Uma tábua empenada no armário do corredor. Sob ela, um espaço rasteiro, grande o suficiente para alguém magro e desesperado. Peguei uma lanterna. Deixei Jazz dormindo no sofá. Quando emergi, estava no prédio espelhado.

Cada andar parecia um cenário diferente. Uma sala de aula com tinta descascando e desenhos falsos de alunos. Uma ala hospitalar, com camas recém-arrumadas, mas cobertas de poeira. Uma igreja com bancos quebrados e alto-falantes sussurrando sermões ao contrário.

Mas o oitavo andar era diferente.

As paredes eram forradas com velas em forma de caveiras. Luzes estroboscópicas e feixes coloridos piscavam em padrões rítmicos. Projetores exibiam filmes caseiros antigos — imagens tremidas de famílias, churrascos, aniversários — pessoas que eu nunca tinha visto.

Parecia algo montado. Encenado.

Jazz implorou para que eu não voltasse. Disse que tinha pesadelos quando eu ficava muito tempo lá. Disse que acordava com sons atrás das paredes. Mas eu não conseguia parar. O prédio me atraía. Como se quisesse ser visto.

Então veio a noite em que fui jogar o lixo fora.

No terreno atrás do prédio, vi um carro com o porta-malas aberto. O mesmo veículo preto que sempre parecia estacionado perto da entrada do prédio espelhado. Um homem estava lá, enorme, de ombros largos. No banco traseiro, um corpo — vivo, amarrado. O homem se inclinou com precisão cirúrgica, segurando uma lâmina.

Não foi rápido. Foi metódico. Um procedimento.

Deixei uma lata cair. Ela bateu no asfalto com um estrondo. O homem olhou para cima.

Ele usava duas máscaras — uma de borracha, outra branca como osso por baixo. Seus olhos fixaram-se nos meus, sem piscar.

Eu corri.

Pensei em chamar a polícia, mas meu celular estava dentro do apartamento. Eu não podia arriscar voltar. Ainda não.

Bati em portas no nosso prédio. Depois, no outro. Silêncio.

Encontrei um grupo de pessoas do lado de fora — um casal com cachorros, um homem mais velho. Implorei por ajuda.

“Por favor”, eu disse. “Ele está machucando alguém. Está no prédio. Precisamos chamar ajuda.”

“Não temos celulares”, disse o homem. “Mas vou verificar a linha fixa.”

Enquanto esperava, os cachorros rosnaram. Ajoelhei-me no chão, braços abertos, tentando mostrar que não era uma ameaça. O casal os puxou para trás, me protegendo.

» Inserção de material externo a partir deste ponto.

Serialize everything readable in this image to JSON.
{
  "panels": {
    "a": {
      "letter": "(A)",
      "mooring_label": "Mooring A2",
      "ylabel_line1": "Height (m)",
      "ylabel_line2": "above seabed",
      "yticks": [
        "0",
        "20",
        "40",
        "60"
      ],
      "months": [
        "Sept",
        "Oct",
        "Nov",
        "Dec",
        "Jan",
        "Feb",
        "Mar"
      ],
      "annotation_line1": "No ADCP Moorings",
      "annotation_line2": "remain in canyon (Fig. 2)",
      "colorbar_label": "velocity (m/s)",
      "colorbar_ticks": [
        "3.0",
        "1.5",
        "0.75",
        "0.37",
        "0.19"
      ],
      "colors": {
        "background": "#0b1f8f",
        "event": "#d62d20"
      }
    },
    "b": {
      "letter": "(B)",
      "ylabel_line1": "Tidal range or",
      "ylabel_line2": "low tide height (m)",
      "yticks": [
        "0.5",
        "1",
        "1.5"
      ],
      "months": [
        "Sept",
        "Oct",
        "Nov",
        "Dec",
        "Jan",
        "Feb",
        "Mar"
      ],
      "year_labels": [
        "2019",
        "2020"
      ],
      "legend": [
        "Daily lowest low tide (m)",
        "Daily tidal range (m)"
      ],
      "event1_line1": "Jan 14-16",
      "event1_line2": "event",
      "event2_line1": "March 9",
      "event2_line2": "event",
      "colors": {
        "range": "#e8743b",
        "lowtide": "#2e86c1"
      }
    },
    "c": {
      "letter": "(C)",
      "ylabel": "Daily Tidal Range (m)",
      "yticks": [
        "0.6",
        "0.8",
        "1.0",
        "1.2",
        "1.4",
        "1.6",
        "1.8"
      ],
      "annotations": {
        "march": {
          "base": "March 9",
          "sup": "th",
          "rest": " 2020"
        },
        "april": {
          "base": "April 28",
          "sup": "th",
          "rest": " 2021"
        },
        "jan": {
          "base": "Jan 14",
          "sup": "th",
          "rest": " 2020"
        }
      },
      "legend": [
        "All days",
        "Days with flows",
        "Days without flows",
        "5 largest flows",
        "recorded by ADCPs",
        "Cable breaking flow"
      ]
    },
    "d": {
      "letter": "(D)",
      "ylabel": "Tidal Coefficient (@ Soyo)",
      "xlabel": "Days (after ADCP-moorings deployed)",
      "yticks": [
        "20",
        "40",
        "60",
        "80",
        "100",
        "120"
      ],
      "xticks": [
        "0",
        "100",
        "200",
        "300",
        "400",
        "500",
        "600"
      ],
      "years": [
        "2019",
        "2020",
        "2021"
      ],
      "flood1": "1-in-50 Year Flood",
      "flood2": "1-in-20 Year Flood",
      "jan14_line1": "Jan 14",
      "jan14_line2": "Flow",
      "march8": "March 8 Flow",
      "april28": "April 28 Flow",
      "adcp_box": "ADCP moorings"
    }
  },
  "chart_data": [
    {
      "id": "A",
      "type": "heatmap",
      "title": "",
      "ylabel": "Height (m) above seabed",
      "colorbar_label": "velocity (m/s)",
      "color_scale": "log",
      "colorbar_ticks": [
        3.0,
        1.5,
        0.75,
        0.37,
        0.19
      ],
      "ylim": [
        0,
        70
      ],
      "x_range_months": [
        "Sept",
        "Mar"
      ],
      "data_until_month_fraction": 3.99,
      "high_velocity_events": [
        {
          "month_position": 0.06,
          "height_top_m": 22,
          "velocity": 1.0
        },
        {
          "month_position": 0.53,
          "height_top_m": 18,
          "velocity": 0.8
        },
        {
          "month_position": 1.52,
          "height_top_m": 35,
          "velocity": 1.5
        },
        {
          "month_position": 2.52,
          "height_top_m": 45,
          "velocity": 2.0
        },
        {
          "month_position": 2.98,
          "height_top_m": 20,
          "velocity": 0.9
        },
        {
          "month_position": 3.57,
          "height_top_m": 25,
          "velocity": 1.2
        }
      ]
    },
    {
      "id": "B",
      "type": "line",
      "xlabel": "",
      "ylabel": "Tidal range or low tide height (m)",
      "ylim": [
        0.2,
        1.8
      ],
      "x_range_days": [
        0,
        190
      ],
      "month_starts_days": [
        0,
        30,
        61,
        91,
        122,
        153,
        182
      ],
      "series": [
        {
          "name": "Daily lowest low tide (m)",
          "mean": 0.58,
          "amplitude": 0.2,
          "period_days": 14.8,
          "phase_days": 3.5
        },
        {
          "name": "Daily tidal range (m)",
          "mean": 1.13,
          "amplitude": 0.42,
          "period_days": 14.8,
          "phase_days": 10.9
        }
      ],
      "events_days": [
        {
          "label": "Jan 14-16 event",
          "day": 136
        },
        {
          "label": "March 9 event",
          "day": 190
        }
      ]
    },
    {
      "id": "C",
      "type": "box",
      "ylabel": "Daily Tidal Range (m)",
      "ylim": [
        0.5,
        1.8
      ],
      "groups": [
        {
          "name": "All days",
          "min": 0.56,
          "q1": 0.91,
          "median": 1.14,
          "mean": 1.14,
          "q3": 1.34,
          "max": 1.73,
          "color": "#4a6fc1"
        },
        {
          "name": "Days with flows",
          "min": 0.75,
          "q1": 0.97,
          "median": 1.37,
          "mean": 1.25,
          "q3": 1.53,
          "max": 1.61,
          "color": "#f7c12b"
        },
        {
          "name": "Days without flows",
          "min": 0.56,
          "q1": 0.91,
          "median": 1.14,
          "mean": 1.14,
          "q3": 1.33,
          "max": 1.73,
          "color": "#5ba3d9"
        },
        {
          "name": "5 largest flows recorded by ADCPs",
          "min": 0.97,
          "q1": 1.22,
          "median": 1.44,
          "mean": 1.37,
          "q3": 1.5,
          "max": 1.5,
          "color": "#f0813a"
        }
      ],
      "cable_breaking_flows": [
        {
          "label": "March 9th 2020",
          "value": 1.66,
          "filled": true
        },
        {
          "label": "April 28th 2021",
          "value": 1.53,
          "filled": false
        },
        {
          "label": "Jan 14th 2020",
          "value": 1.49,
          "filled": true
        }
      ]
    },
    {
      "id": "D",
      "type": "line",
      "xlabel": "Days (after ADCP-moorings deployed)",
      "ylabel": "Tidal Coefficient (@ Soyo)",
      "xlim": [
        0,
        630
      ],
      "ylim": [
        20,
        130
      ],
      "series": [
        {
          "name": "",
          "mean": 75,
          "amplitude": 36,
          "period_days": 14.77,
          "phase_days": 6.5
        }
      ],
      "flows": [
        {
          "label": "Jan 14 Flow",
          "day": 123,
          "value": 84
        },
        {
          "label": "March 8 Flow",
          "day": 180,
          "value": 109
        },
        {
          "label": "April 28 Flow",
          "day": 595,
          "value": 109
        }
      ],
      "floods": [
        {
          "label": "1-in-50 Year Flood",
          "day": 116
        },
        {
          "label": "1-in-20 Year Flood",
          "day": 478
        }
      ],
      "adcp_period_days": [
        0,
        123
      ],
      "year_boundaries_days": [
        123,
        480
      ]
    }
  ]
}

O homem voltou, balançando a cabeça. “A linha está morta. É melhor você ir. Não queremos problemas.”

Problemas. Aquela palavra de novo. Como se eu tivesse trazido algo comigo.

Depois de meia hora de ruas vazias e batidas sem resposta, voltei. Tive que voltar. Jazz ainda estava lá dentro.

A porta do nosso apartamento estava entreaberta.

Lá dentro, ele estava esperando. Sentado no nosso sofá. Como se pertencesse ali.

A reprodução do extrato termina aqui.